Good work by Dan O’Donnell.

Paul Ryan Pushes Back on “No Fly, No Buy”

Excellent. This is very good to see. Ryan is exactly right on all points.

But Ryan, who’s opposed similar legislation in the past, suggested Thursday that he hasn’t changed his tune following the Orlando tragedy. He cited several reasons for his reluctance to consider the proposal.
First, he said the bill, dubbed “No fly, no buy,” could trample on Second Amendment rights if it blocks gun sales to those put on the lists erroneously.
“We want to make sure something like this doesn’t happen again. … But as we look at how to proceed, we also want to make sure that we’re not infringing upon people’s legitimate constitutional rights,” Ryan said during his weekly press conference in the Capitol. “That’s important.”
Second, Ryan suggested the system currently in place — under which law enforcers are notified when those on the watch lists purchase firearms — is a suitable line of defense. He cited warnings from FBI Director James Comey that the Democrats’ bill could compromise federal investigations by potentially tipping off suspected terrorists to those probes.
“If we do this wrong, like the president is proposing, we can actually blow our ongoing terrorist investigations,” he said, paraphrasing Comey. “So we want to get this right so we don’t undermine terrorist investigations.”
And third, Ryan said the focus on guns, post-Orlando, is misplaced. Congress instead should be looking at ways to tackle mental illness and rein in homegrown terrorism, he said.
“Is going after the Second Amendment how you stop terrorism? No,” Ryan said.
“Let’s not take our eye off the ball here. This is a person who was radicalized by Islamic radical terrorists, he claimed it was by ISIS,” he added. “So we need to make sure that we’re focusing on the real issue here, which is terrorism, the fact that people are becoming radicalized and committing these horrible acts of terrorism in our country. … We need to have a better handle on homegrown jihad.”

Paul Ryan: Sellout

Christian Schneider isn’t holding anything back in this column.

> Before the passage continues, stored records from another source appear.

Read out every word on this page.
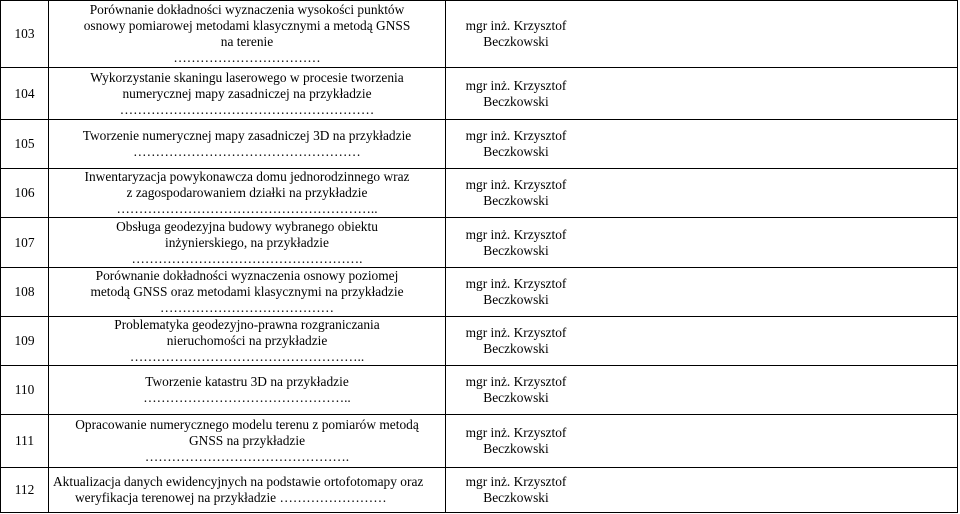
103	Porównanie dokładności wyznaczenia wysokości punktów
osnowy pomiarowej metodami klasycznymi a metodą GNSS
na terenie
……………………………	mgr inż. Krzysztof
Beczkowski

104	Wykorzystanie skaningu laserowego w procesie tworzenia
numerycznej mapy zasadniczej na przykładzie
…………………………………………………	mgr inż. Krzysztof
Beczkowski

105	Tworzenie numerycznej mapy zasadniczej 3D na przykładzie
……………………………………………	mgr inż. Krzysztof
Beczkowski

106	Inwentaryzacja powykonawcza domu jednorodzinnego wraz
z zagospodarowaniem działki na przykładzie
…………………………………………………..	mgr inż. Krzysztof
Beczkowski

107	Obsługa geodezyjna budowy wybranego obiektu
inżynierskiego, na przykładzie
…………………………………………….	mgr inż. Krzysztof
Beczkowski

108	Porównanie dokładności wyznaczenia osnowy poziomej
metodą GNSS oraz metodami klasycznymi na przykładzie
…………………………………	mgr inż. Krzysztof
Beczkowski

109	Problematyka geodezyjno-prawna rozgraniczania
nieruchomości na przykładzie
……………………………………………..	mgr inż. Krzysztof
Beczkowski

110	Tworzenie katastru 3D na przykładzie
………………………………………..	mgr inż. Krzysztof
Beczkowski

111	Opracowanie numerycznego modelu terenu z pomiarów metodą
GNSS na przykładzie
……………………………………….	mgr inż. Krzysztof
Beczkowski

112	Aktualizacja danych ewidencyjnych na podstawie ortofotomapy oraz
weryfikacja terenowej na przykładzie ……………………	mgr inż. Krzysztof
Beczkowski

Perhaps this endorsement was inevitable but it was jarring to see the sellout executed for free. Trump today is just as unfit to hold public office as he was when Ryan announced his pyrite protest. Perhaps Trump is the master negotiator he claims to be — he actually made Ryan tear down the wall between them, and Republicans are ultimately going to pay for it.

During Ryan’s holdout, Trump made no progress toward the goals Ryan said he needed to see from the presumptive GOP nominee — in fact, just in the past week, Trump has floated discredited conspiracy theories about former Clinton adviser Vince Foster’s death and attacked the ethnicity of a judge overseeing the Trump University case. Are these what pushed Ryan toward capitulation?

Now Ryan becomes like San Francisco Giants fans who cheered on Barry Bonds during his desecration of America’s pastime. Normally sane fans defended Bonds simply because he wore the right color jersey.

Paul Ryan Endorses Donald Trump

This was bound to happen.

WASHINGTON (AP) — House Speaker Paul Ryan endorsed Donald Trump on Thursday, ending an extraordinary public split between the GOP’s presumptive presidential nominee and the nation’s highest-ranking Republican office holder.

Ryan outlined his support for the New York billionaire in a column published in his hometown newspaper, declaring his goal to “unite the party so we can win in the fall.”

The Trump (almost) nomination has put conservatives in a tough spot. I don’t fault conservatives who are getting on board with Trump, however tepidly, now that he’s the nominee. One can make a rational argument that Trump is less horrible than Clinton. It’s not an argument with which I agree, but I can certainly see how someone would come to that conclusion.

I have very little understanding of how anyone who thinks they are a conservative could have backed Trump in the primary when there were so many other options.

In any case, almost all of the Republican establishment has now gotten behind Trump. It is a significant development for Trump’s campaign. He is now the establishment Republican candidate. Chew on that.